The southern reservoir will generate more than 39,000 jobs and provide economic benefits of $20 billion, he said, an 8-to-1 return on the project’s $2.47 billion cost.

“The South Reservoir is clearly a project with benefits vastly outweighing costs. At a construction cost of $2.47 billion, the South Reservoir is a no-brainer … the longer the project is put off, the more it will cost to build.”

Added Eikenberg, “The EAA reservoir will be an economic engine for our state, a job creator and a driving force behind the restoration of real estate values along both our coasts. 

“To us, the EAA reservoir represents a solution to an ongoing environmental disaster -- the forced discharge of billions of gallons of polluted Lake Okeechobee water into our coastal rivers and estuaries,” Eikenberg said.  “However, to 39,000 Florida workers, the project represents a good job that pays a decent wage – and to the business people and homeowners of the affected coasts, it means billions of dollars in economic growth.”

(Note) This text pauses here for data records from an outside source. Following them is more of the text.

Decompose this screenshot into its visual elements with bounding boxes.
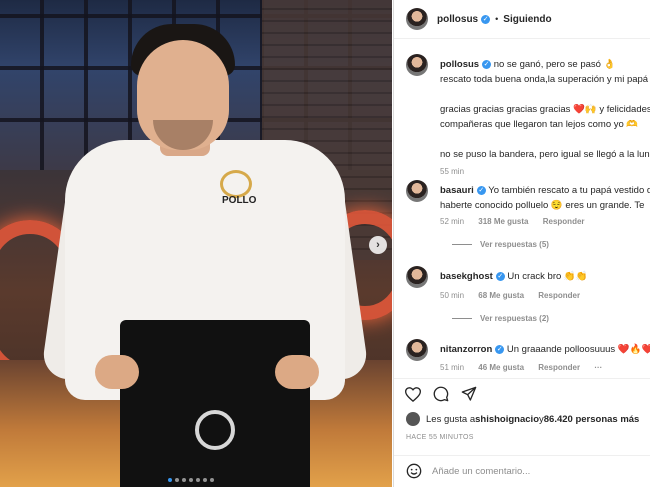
- post-side-panel: pollosus ✓ • Siguiendo pollosus ✓ no se g…: [393, 0, 650, 487]
- carousel-dot: [196, 478, 200, 482]
- reply-button[interactable]: Responder: [538, 363, 580, 372]
- carousel-dot: [210, 478, 214, 482]
- chef-apron: [120, 320, 310, 487]
- caption-username[interactable]: pollosus: [440, 59, 479, 70]
- caption-line: no se puso la bandera, pero igual se lle…: [440, 149, 650, 160]
- post-header: pollosus ✓ • Siguiendo: [394, 0, 650, 39]
- carousel-next-button[interactable]: ›: [369, 236, 387, 254]
- add-comment-bar: [394, 455, 650, 487]
- post-timestamp[interactable]: HACE 55 MINUTOS: [406, 434, 474, 441]
- caption-line: no se ganó, pero se pasó 👌: [491, 59, 616, 70]
- caption-line: compañeras que llegaron tan lejos como y…: [440, 119, 639, 130]
- comment-time[interactable]: 52 min: [440, 217, 464, 226]
- jacket-name-text: POLLO: [222, 195, 257, 206]
- view-replies-button[interactable]: Ver respuestas (2): [452, 314, 549, 323]
- post-actions-bar: [394, 378, 650, 408]
- comment-line: Un graaande polloosuuus ❤️🔥❤️: [504, 344, 650, 355]
- header-separator: •: [495, 14, 499, 24]
- comment-username[interactable]: nitanzorron: [440, 344, 492, 355]
- comment-likes[interactable]: 318 Me gusta: [478, 217, 528, 226]
- chef-hand-left: [95, 355, 139, 389]
- comment-text: basauri ✓ Yo también rescato a tu papá ve…: [440, 183, 650, 213]
- reply-button[interactable]: Responder: [538, 291, 580, 300]
- avatar[interactable]: [406, 266, 428, 288]
- comment-line: Un crack bro 👏👏: [504, 271, 588, 282]
- following-button[interactable]: Siguiendo: [503, 14, 551, 25]
- carousel-dot-active: [168, 478, 172, 482]
- post-photo[interactable]: POLLO ›: [0, 0, 392, 487]
- carousel-dots: [168, 478, 214, 482]
- comment-meta: 50 min 68 Me gusta Responder: [440, 291, 580, 300]
- avatar[interactable]: [406, 339, 428, 361]
- comment-username[interactable]: basekghost: [440, 271, 493, 282]
- comments-list: pollosus ✓ no se ganó, pero se pasó 👌 res…: [394, 40, 650, 378]
- comment-line: Yo también rescato a tu papá vestido d: [485, 185, 650, 196]
- avatar[interactable]: [406, 180, 428, 202]
- verified-badge-icon: ✓: [482, 59, 492, 69]
- verified-badge-icon: ✓: [495, 344, 505, 354]
- carousel-dot: [182, 478, 186, 482]
- comment-username[interactable]: basauri: [440, 185, 474, 196]
- comment-likes[interactable]: 68 Me gusta: [478, 291, 524, 300]
- heart-icon[interactable]: [404, 385, 422, 403]
- emoji-icon[interactable]: [406, 463, 422, 481]
- likes-count[interactable]: 86.420 personas más: [544, 414, 640, 425]
- likes-prefix: Les gusta a: [426, 413, 476, 425]
- reply-button[interactable]: Responder: [543, 217, 585, 226]
- header-username[interactable]: pollosus: [437, 14, 478, 25]
- comment-meta: 52 min 318 Me gusta Responder: [440, 217, 585, 226]
- caption-line: rescato toda buena onda,la superación y …: [440, 74, 649, 85]
- verified-badge-icon: ✓: [481, 14, 491, 24]
- comment-text: nitanzorron ✓ Un graaande polloosuuus ❤️🔥…: [440, 342, 650, 357]
- comment-options-button[interactable]: ···: [594, 363, 602, 372]
- chef-figure: POLLO: [40, 20, 370, 487]
- comment-input[interactable]: [432, 466, 632, 477]
- avatar[interactable]: [406, 412, 420, 426]
- carousel-dot: [189, 478, 193, 482]
- comment-icon[interactable]: [432, 385, 450, 403]
- likes-summary[interactable]: Les gusta a shishoignacio y 86.420 perso…: [406, 412, 639, 426]
- masterchef-badge-icon: [220, 170, 252, 198]
- view-replies-button[interactable]: Ver respuestas (5): [452, 240, 549, 249]
- chef-hand-right: [275, 355, 319, 389]
- caption-time[interactable]: 55 min: [440, 167, 464, 176]
- carousel-dot: [203, 478, 207, 482]
- comment-meta: 51 min 46 Me gusta Responder ···: [440, 363, 602, 372]
- comment-likes[interactable]: 46 Me gusta: [478, 363, 524, 372]
- verified-badge-icon: ✓: [476, 185, 486, 195]
- avatar[interactable]: [406, 8, 428, 30]
- avatar[interactable]: [406, 54, 428, 76]
- caption-line: gracias gracias gracias gracias ❤️🙌 y fe…: [440, 104, 650, 115]
- caption-text: pollosus ✓ no se ganó, pero se pasó 👌 res…: [440, 57, 650, 162]
- apron-logo-icon: [195, 410, 235, 450]
- carousel-dot: [175, 478, 179, 482]
- share-icon[interactable]: [460, 385, 478, 403]
- instagram-post-view: POLLO › pollosus ✓ • Siguiendo pollosus …: [0, 0, 650, 487]
- comment-line: haberte conocido polluelo 😌 eres un gran…: [440, 200, 645, 211]
- likes-user[interactable]: shishoignacio: [475, 414, 539, 425]
- comment-time[interactable]: 50 min: [440, 291, 464, 300]
- comment-time[interactable]: 51 min: [440, 363, 464, 372]
- comment-text: basekghost ✓ Un crack bro 👏👏: [440, 269, 650, 284]
- verified-badge-icon: ✓: [495, 271, 505, 281]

I don't know, folks. A passive reservoir in the middle of rural America with no recreation component is going to be an "economic engine?" That's what Eikenberg and Maloney claim we're going to see if we build a 60,000-acre reservoir in the EAA. They claim reservoir construction would create 39,213 construction jobs. Of those, 16,000 jobs would be for work directly on the site. 

Really? Sixteen THOUSAND jobs on the construction site? Hang on, Glades residents. Better not run out and celebrate just yet. I only say that because the South Florida Water Management District just told me they employed 100 workers on the 16,000-acre A-1 reservoir. Something here doesn't compute. Did Maloney & Co. mean 1,600 jobs? That I could see. But 16,000? 

I hope this isn't the "economic component" of Senate Bill 10 Negron and Sen. Rob Bradley promised the hundreds of farm workers who will lose their jobs.

I sent Maloney's report to Amy Baker at the state Office of Economic & Demographic Research. Can't wait to hear what she has to say.

One last thing: There's something no economist is mentioning when they look at the impacts of $2.4 billion Senate Bill 10 and that scares me. Whatever happens, I don't want to see it forgotten. I'm talking about the economic impact of losing our place in line in Washington, of altering by delay the completion of the Comprehensive Everglades Restoration Plan.